A key measure of consumer spending—retail sales—rose 0.7% in July, the Commerce Department reported. Ten of 13 retail categories had higher sales in July, led by online stores (benefiting from Amazon’s Prime Day promotions), gas stations (fueled by increased prices) and restaurants. Year-to-year, retail sales rose 3.4%, below the long-term average of 4.3%. Consumer spending accounts for more than two-thirds of U.S. economic activity.
The Federal Reserve reported that industrial production dropped 0.2% in July. Manufacturing output decreased 0.4% from June, its fourth decline in six months. Mining production, hampered by Hurricane Barry, also fell. Utilities output rose amid unseasonably hot weather. The capacity utilization rate fell to 77.5%, the lowest level since October 2017 and further below the long-term average of 79.8%, above which economists begin to worry more about inflationary pressure. That average hasn’t been reached since April 2008.
Worker productivity rose by an annual rate of 2.3% in the second quarter, down from 3.4% in the first quarter but still higher than analysts expected. The Bureau of Labor Statistics said second-quarter productivity resulted from a 1.9% increase in output and a 0.4% decrease in hours worked. Unit labor costs for the quarter rose 2.4%.
Business inventories were unchanged in June, while sales rose 0.1%, according to a Commerce Department report. Year-to-year, inventories rose 5.2% while sales increased 1.3%, suggesting an imbalance between supply and demand, which can affect companies’ responsiveness to changing business conditions. The inventories-to-sales ratio was up from June 2018.

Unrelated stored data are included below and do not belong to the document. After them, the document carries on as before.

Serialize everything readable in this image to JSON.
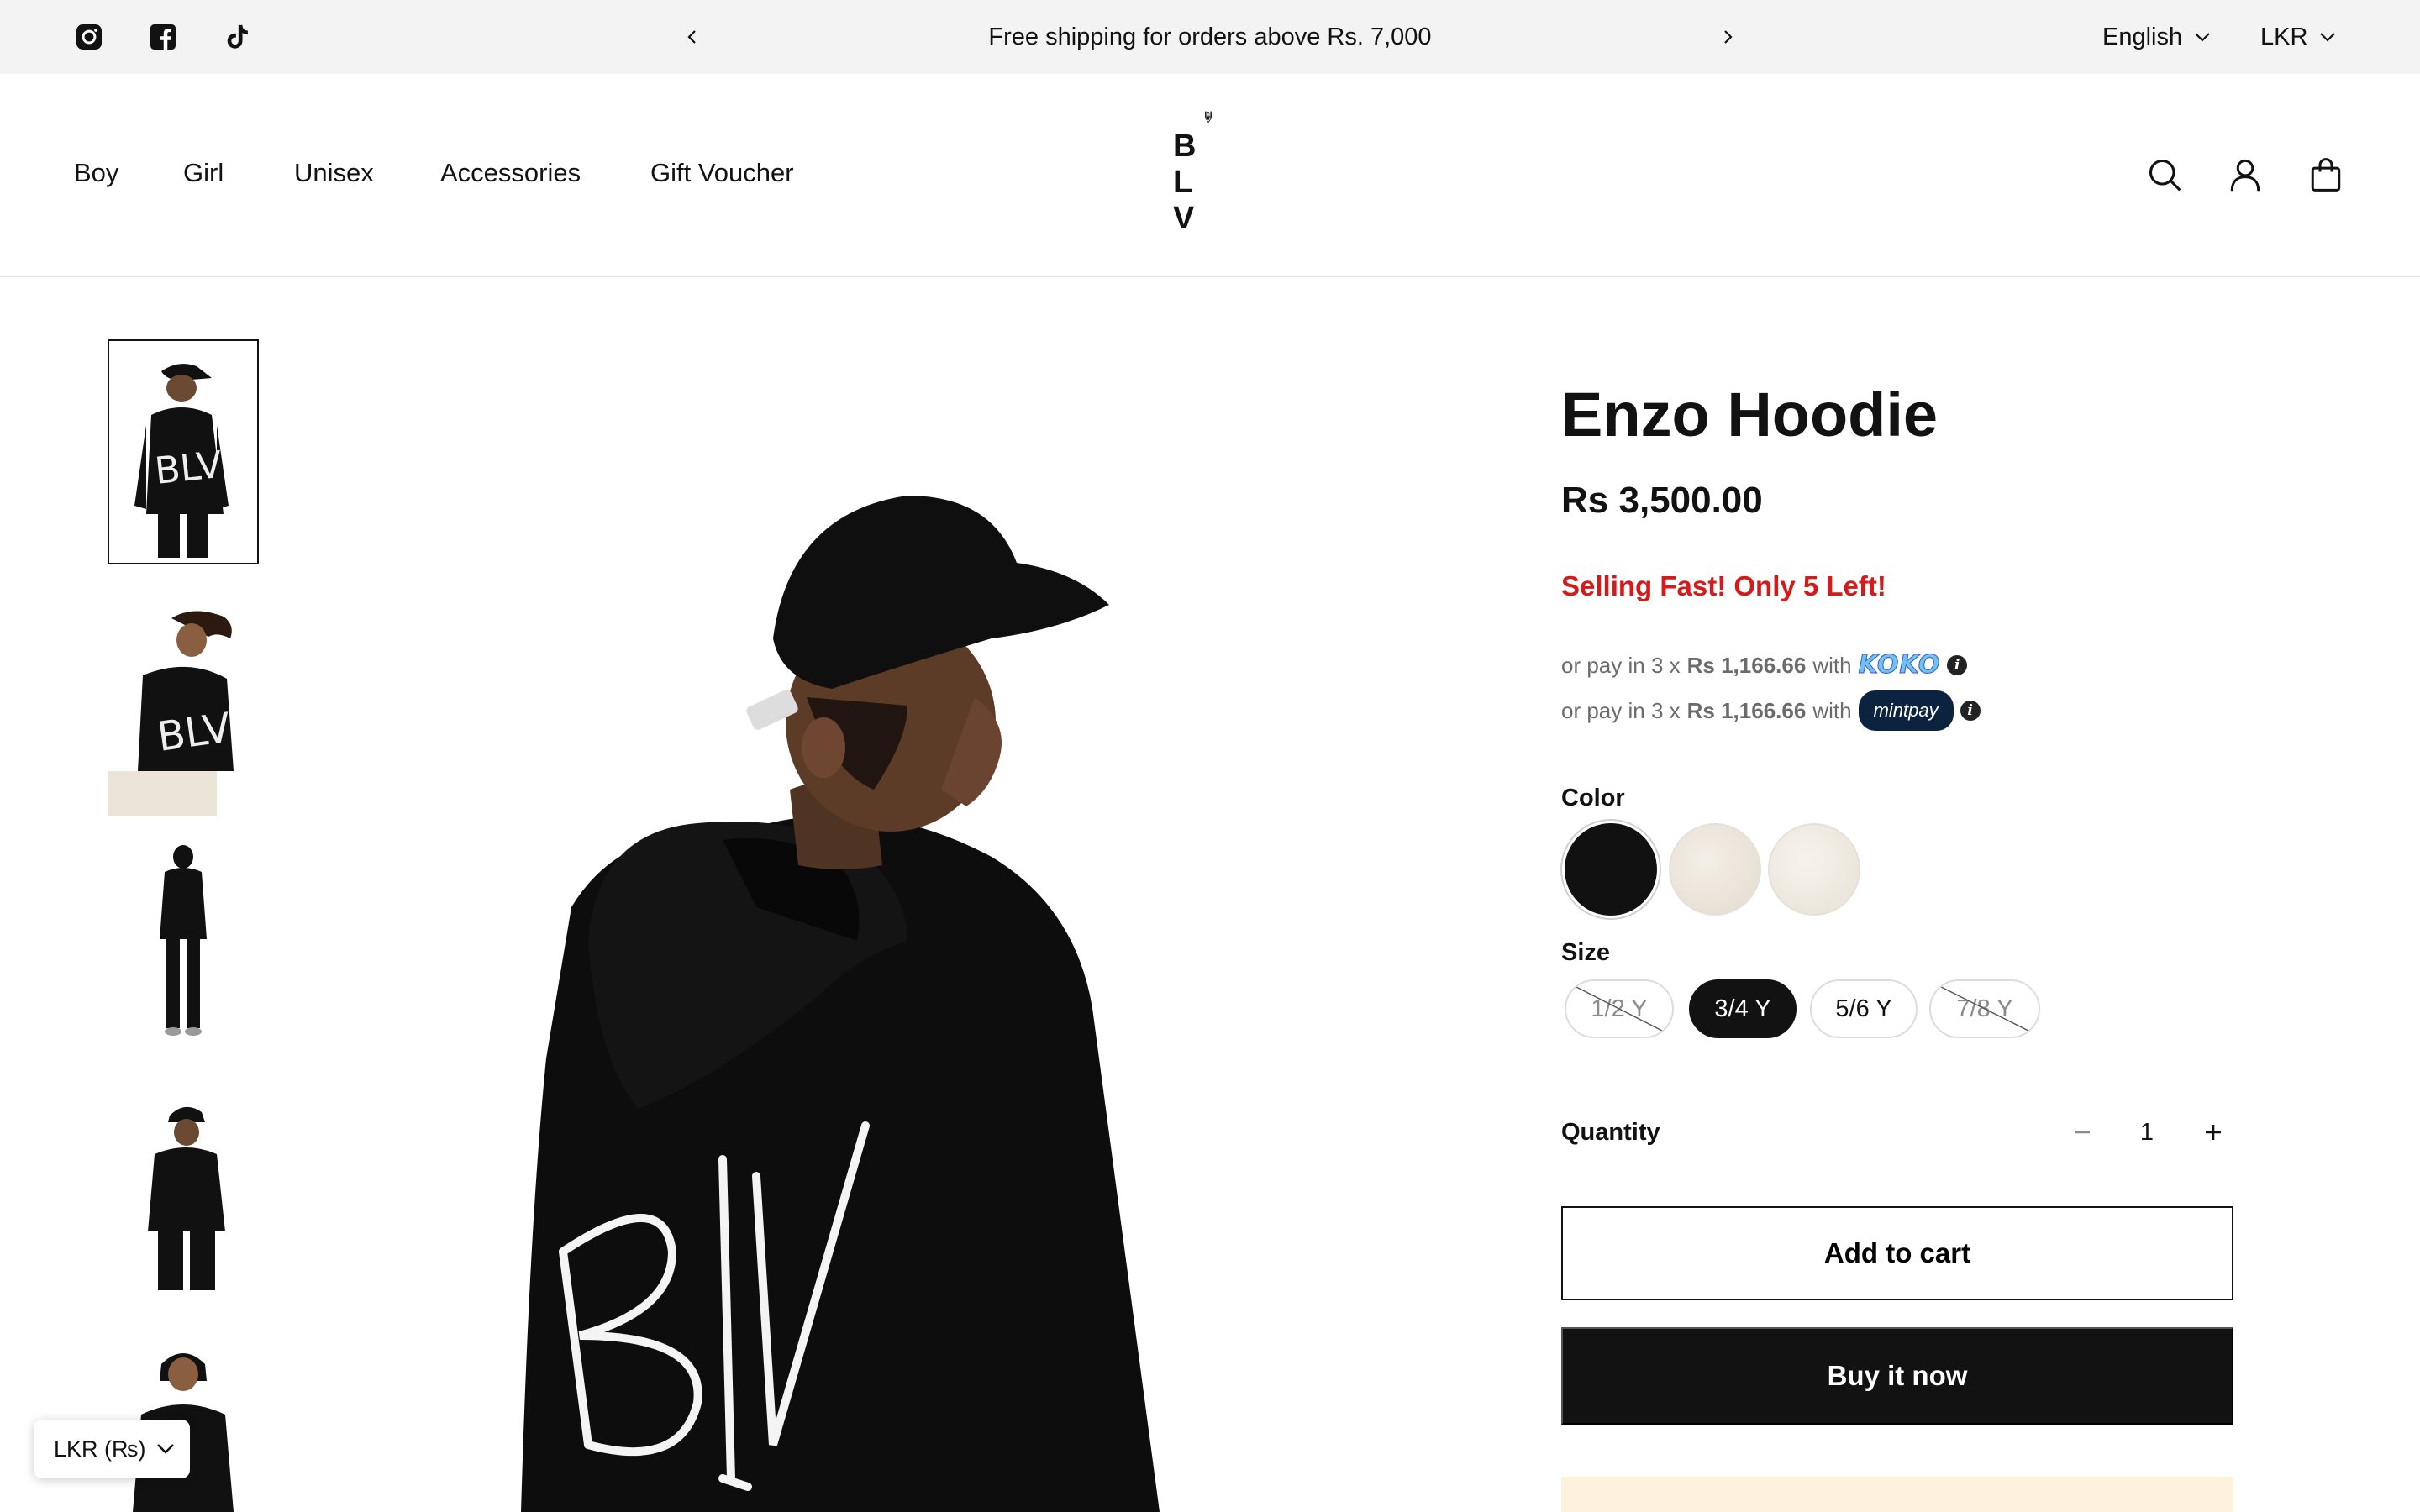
{
  "announcement": {
    "text": "Free shipping for orders above Rs. 7,000",
    "language": "English",
    "currency": "LKR",
    "social_icons": [
      "instagram-icon",
      "facebook-icon",
      "tiktok-icon"
    ]
  },
  "header": {
    "nav": [
      {
        "label": "Boy"
      },
      {
        "label": "Girl"
      },
      {
        "label": "Unisex"
      },
      {
        "label": "Accessories"
      },
      {
        "label": "Gift Voucher"
      }
    ],
    "logo_text": "B L V",
    "icons": [
      "search-icon",
      "account-icon",
      "cart-icon"
    ]
  },
  "gallery": {
    "thumbnail_count": 5,
    "active_index": 0,
    "main_print": "BLV"
  },
  "product": {
    "title": "Enzo Hoodie",
    "price": "Rs 3,500.00",
    "urgency": "Selling Fast! Only 5 Left!",
    "installments": [
      {
        "prefix": "or pay in 3 x",
        "amount": "Rs 1,166.66",
        "with": "with",
        "provider": "KOKO"
      },
      {
        "prefix": "or pay in 3 x",
        "amount": "Rs 1,166.66",
        "with": "with",
        "provider": "mintpay"
      }
    ],
    "color_label": "Color",
    "colors": [
      {
        "name": "Black",
        "hex": "#111111",
        "selected": true
      },
      {
        "name": "Cream",
        "hex": "#ece6dc",
        "selected": false
      },
      {
        "name": "Off-white",
        "hex": "#f1ece3",
        "selected": false
      }
    ],
    "size_label": "Size",
    "sizes": [
      {
        "label": "1/2 Y",
        "available": false,
        "selected": false
      },
      {
        "label": "3/4 Y",
        "available": true,
        "selected": true
      },
      {
        "label": "5/6 Y",
        "available": true,
        "selected": false
      },
      {
        "label": "7/8 Y",
        "available": false,
        "selected": false
      }
    ],
    "quantity_label": "Quantity",
    "quantity": "1",
    "add_to_cart": "Add to cart",
    "buy_now": "Buy it now"
  },
  "currency_widget": {
    "label": "LKR (₨)"
  },
  "colors": {
    "accent_red": "#d61a1a",
    "dark": "#121212",
    "announcement_bg": "#f3f3f3"
  }
}
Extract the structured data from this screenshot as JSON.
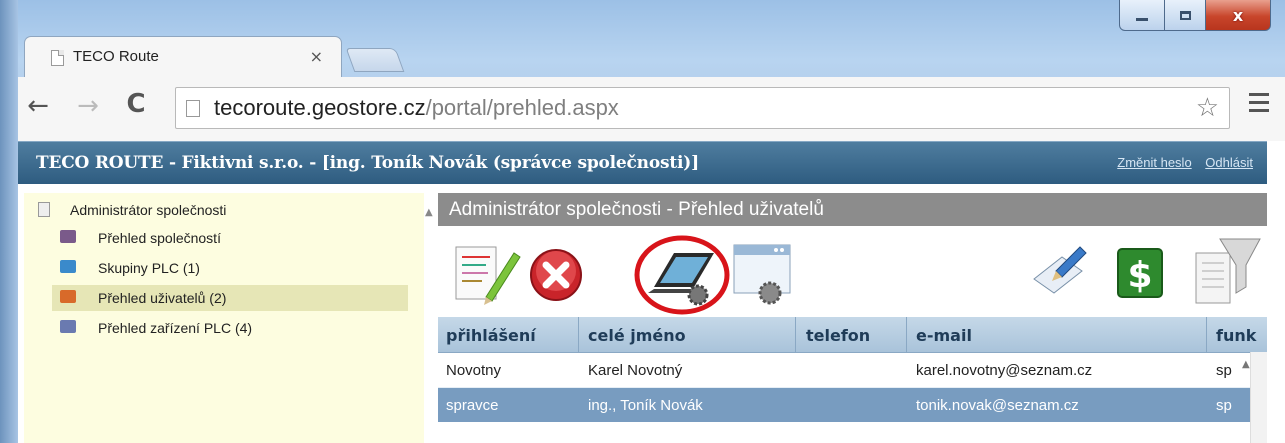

The Commerce Department reported that the annual pace of housing starts declined and building permits increased in July, although the picture favored single-family houses. New construction of single-family residences–73% of the home-building market—rose 1.3% from June to the highest level since the post-recession peak in January. Still, housing starts remain about half of what they were in late 2005. Building permits, which tend to predict future construction, rose more than analysts expected to their highest pace since December.
U.S. consumers cut their confidence in current and near-term financial prospects, according to a preliminary August report from the University of Michigan. The longstanding consumer sentiment index dipped to its lowest level since the beginning of the year. A university economist said consumers are more uncertain because of trade tensions and more wary of recession because of the Federal Reserve’s recent cut in interest rates.